The adjacency matrix A is assumed to be randomly permuted and the number of rows in a chunk is constant. This leads to a coarse-grained load balancing – each chunk has roughly the same number of nonzero entries. However, some rows in a power law graph may have orders of magnitude more non-zero entries than others, which does lead to some load imbalance in this application.
Differences in implementation from Phase 1#
The multi-GPU implementation consists of wrapper code around the Phase 1 implementation that distributes A across all of the GPUs, launches independent computation on each GPU, and collects the results.
How To Run This Application on NVIDIA’s DGX-2#
Prerequisites#
git clone https://github.com/owensgroup/graphblas_proj -b dev/mgpu2
cd graphblas_proj
make -j16
Verify git SHA: commit c55074593fac49de088ca9afa9d2e82422bccda4
Partitioning the input dataset#
Data partitioning occurs at runtime whereby matrix A is distributed across all available GPUs. Please see the summary above for more information.
Running the application (default configurations)#
./hive-mgpu-run.sh
This will launch jobs that sweep across 1 to 16 GPU configurations per dataset as specified in hive-proj-test.sh. See Running the Applications for additional information.
Datasets#
Default Locations:
/home/u00u7u37rw7AjJoA4e357/data/gunrock/hive_datasets/mario-2TB/proj_movielens
Names:
ml_1000000
ml_5000000
ml_full
Running the application (alternate configurations)#
hive-mgpu-run.sh#
Modify OUTPUT_DIR to store generated output and json files in an alternate location.
hive-proj-test.sh#
Please review the provided script and see Running the Applications for details on running with additional datasets.
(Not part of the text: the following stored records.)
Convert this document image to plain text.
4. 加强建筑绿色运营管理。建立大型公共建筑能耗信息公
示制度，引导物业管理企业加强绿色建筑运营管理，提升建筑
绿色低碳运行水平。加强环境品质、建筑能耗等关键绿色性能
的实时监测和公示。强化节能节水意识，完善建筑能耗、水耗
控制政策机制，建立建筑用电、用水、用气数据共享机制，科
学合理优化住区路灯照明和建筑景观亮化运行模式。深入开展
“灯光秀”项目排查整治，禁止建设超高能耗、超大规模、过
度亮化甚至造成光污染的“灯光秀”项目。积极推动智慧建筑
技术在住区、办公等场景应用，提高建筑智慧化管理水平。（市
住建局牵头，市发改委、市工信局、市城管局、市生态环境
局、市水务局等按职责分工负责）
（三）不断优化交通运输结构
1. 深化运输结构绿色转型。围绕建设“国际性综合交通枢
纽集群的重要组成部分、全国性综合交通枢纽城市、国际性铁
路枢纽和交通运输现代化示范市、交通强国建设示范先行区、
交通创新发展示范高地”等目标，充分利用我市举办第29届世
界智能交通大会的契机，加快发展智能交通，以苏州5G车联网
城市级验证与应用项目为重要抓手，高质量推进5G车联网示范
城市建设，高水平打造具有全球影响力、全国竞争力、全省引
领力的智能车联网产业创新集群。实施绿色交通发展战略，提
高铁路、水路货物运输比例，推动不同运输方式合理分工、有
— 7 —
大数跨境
In addition matrix market .mtx must first be converted to binary as follows:
# convert data to binary
python data/mtx2bin.py --inpath data/ml_full.mtx
Output#
No change from Phase 1.
Performance and Analysis#
No change from Phase 1.
Implementation limitations#
Implementation limitations are largely the same as in Phase 1.
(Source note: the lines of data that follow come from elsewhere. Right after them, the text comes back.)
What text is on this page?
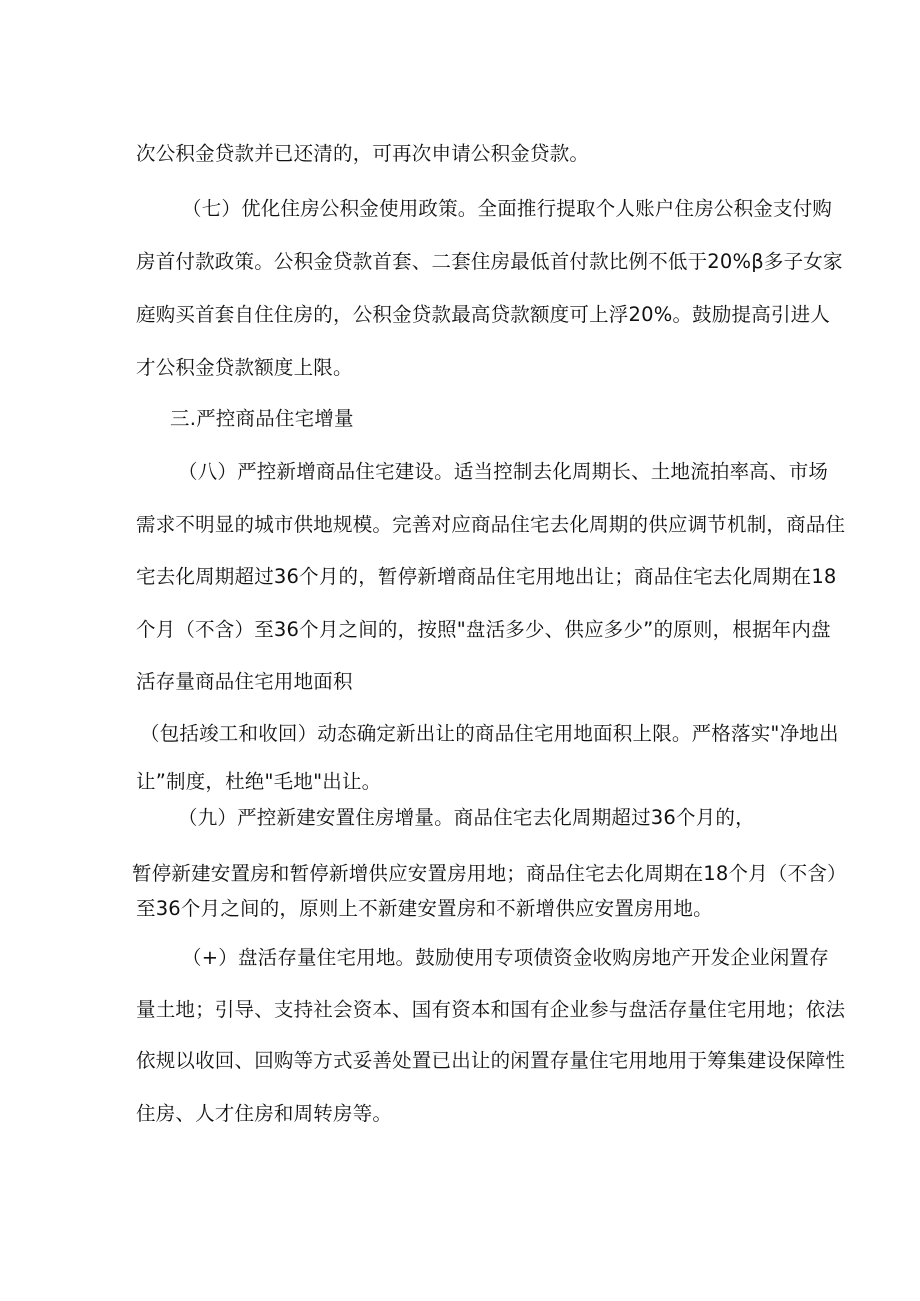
次公积金贷款并已还清的，可再次申请公积金贷款。
（七）优化住房公积金使用政策。全面推行提取个人账户住房公积金支付购
房首付款政策。公积金贷款首套、二套住房最低首付款比例不低于20%β多子女家
庭购买首套自住住房的，公积金贷款最高贷款额度可上浮20%。鼓励提高引进人
才公积金贷款额度上限。
三.严控商品住宅增量
（八）严控新增商品住宅建设。适当控制去化周期长、土地流拍率高、市场
需求不明显的城市供地规模。完善对应商品住宅去化周期的供应调节机制，商品住
宅去化周期超过36个月的，暂停新增商品住宅用地出让；商品住宅去化周期在18
个月（不含）至36个月之间的，按照"盘活多少、供应多少”的原则，根据年内盘
活存量商品住宅用地面积
（包括竣工和收回）动态确定新出让的商品住宅用地面积上限。严格落实"净地出
让”制度，杜绝"毛地"出让。
（九）严控新建安置住房增量。商品住宅去化周期超过36个月的，
暂停新建安置房和暂停新增供应安置房用地；商品住宅去化周期在18个月（不含）
至36个月之间的，原则上不新建安置房和不新增供应安置房用地。
（+）盘活存量住宅用地。鼓励使用专项债资金收购房地产开发企业闲置存
量土地；引导、支持社会资本、国有资本和国有企业参与盘活存量住宅用地；依法
依规以收回、回购等方式妥善处置已出让的闲置存量住宅用地用于筹集建设保障性
住房、人才住房和周转房等。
The input graph still must fit onto a single GPU, as this parallelization strategy requires the adjacency matrix A to be replicated across all GPUs.
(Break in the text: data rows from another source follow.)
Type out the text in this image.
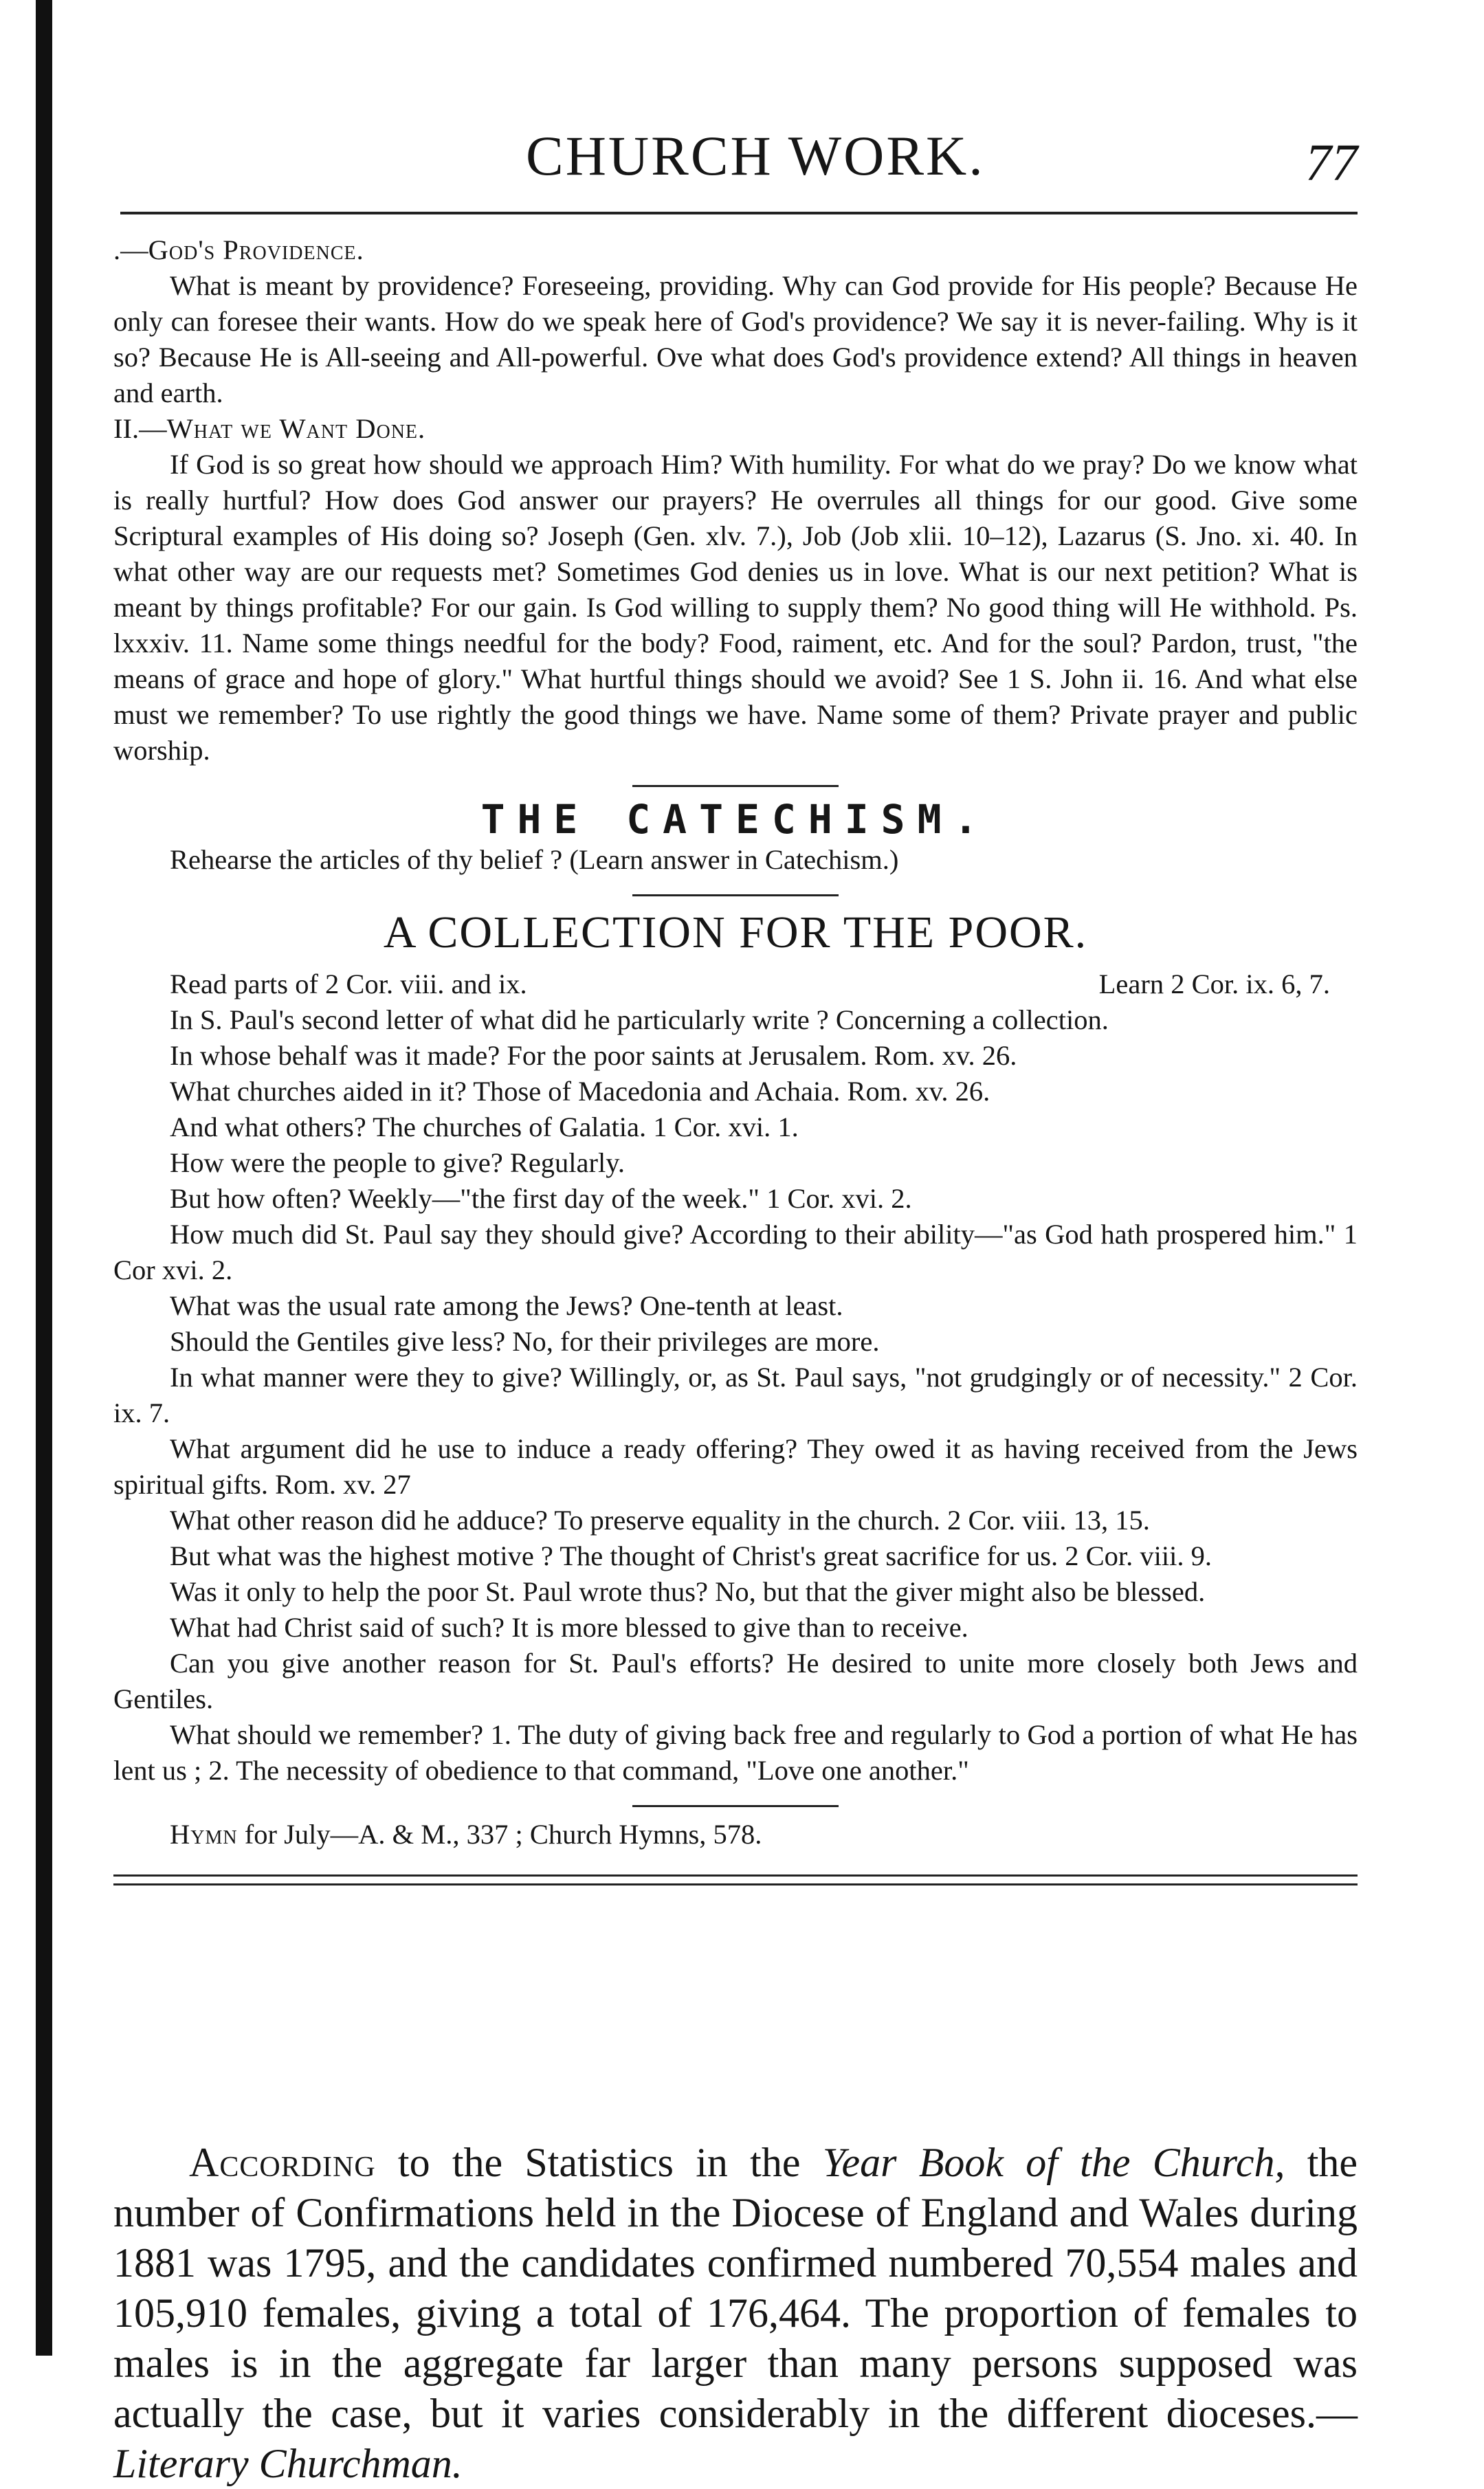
CHURCH WORK.	77

.—God's Providence.

What is meant by providence? Foreseeing, providing. Why can God provide for His people? Because He only can foresee their wants. How do we speak here of God's providence? We say it is never-failing. Why is it so? Because He is All-seeing and All-powerful. Ove what does God's providence extend? All things in heaven and earth.

II.—What we Want Done.

If God is so great how should we approach Him? With humility. For what do we pray? Do we know what is really hurtful? How does God answer our prayers? He overrules all things for our good. Give some Scriptural examples of His doing so? Joseph (Gen. xlv. 7.), Job (Job xlii. 10–12), Lazarus (S. Jno. xi. 40. In what other way are our requests met? Sometimes God denies us in love. What is our next petition? What is meant by things profitable? For our gain. Is God willing to supply them? No good thing will He withhold. Ps. lxxxiv. 11. Name some things needful for the body? Food, raiment, etc. And for the soul? Pardon, trust, "the means of grace and hope of glory." What hurtful things should we avoid? See 1 S. John ii. 16. And what else must we remember? To use rightly the good things we have. Name some of them? Private prayer and public worship.

THE CATECHISM.

Rehearse the articles of thy belief ? (Learn answer in Catechism.)

A COLLECTION FOR THE POOR.
Read parts of 2 Cor. viii. and ix.	Learn 2 Cor. ix. 6, 7.
In S. Paul's second letter of what did he particularly write ? Concerning a collection.
In whose behalf was it made? For the poor saints at Jerusalem. Rom. xv. 26.
What churches aided in it? Those of Macedonia and Achaia. Rom. xv. 26.
And what others? The churches of Galatia. 1 Cor. xvi. 1.
How were the people to give? Regularly.
But how often? Weekly—"the first day of the week." 1 Cor. xvi. 2.
How much did St. Paul say they should give? According to their ability—"as God hath prospered him." 1 Cor xvi. 2.
What was the usual rate among the Jews? One-tenth at least.
Should the Gentiles give less? No, for their privileges are more.
In what manner were they to give? Willingly, or, as St. Paul says, "not grudgingly or of necessity." 2 Cor. ix. 7.
What argument did he use to induce a ready offering? They owed it as having received from the Jews spiritual gifts. Rom. xv. 27
What other reason did he adduce? To preserve equality in the church. 2 Cor. viii. 13, 15.
But what was the highest motive ? The thought of Christ's great sacrifice for us. 2 Cor. viii. 9.
Was it only to help the poor St. Paul wrote thus? No, but that the giver might also be blessed.
What had Christ said of such? It is more blessed to give than to receive.
Can you give another reason for St. Paul's efforts? He desired to unite more closely both Jews and Gentiles.
What should we remember? 1. The duty of giving back free and regularly to God a portion of what He has lent us ; 2. The necessity of obedience to that command, "Love one another."

Hymn for July—A. & M., 337 ; Church Hymns, 578.

According to the Statistics in the Year Book of the Church, the number of Confirmations held in the Diocese of England and Wales during 1881 was 1795, and the candidates confirmed numbered 70,554 males and 105,910 females, giving a total of 176,464. The proportion of females to males is in the aggregate far larger than many persons supposed was actually the case, but it varies considerably in the different dioceses.—Literary Churchman.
However, in the multi-GPU implementation, only 1 / num_gpus of the output adjacency matrix H must fit on a GPU. This is important, because H tends to be a dense matrix, which causes us to run out of GPU memory for even medium-sized graphs G. Thus, the multi-GPU implementation does allow us to run graph_projections on larger graphs, approximately linearly with the number of GPUs used.
Performance limitations#
No change from Phase 1 – in the multi-GPU setting, each GPU is doing almost exactly the same operations as the single-GPU setting, albeit on a subset of the left hand matrix rows.
Scalability behavior#
Scaling is predominantly limited by the presence of load imbalance due to the constant size chunking of rows. To attain perfect scaling, we would want to use a dynamically allocated chunk of the left hand matrix such that the number of nonzero elements is approximately equal, rather than such that the number of rows is approximately equal. This is a somewhat non-trivial optimization – we’d need either some heuristic for creating chunks of rows with approximately the same number of nonzero elements or we’d need to add support for accumulating values across GPUs. However, we do expect that one of these approaches would lead to further improvements in scaling.
The time it takes to copy the input adjacency matrix A to each GPU also contributes to some imperfect scaling, though the cost of this operation tends to be small compared to the cost of the actal computation.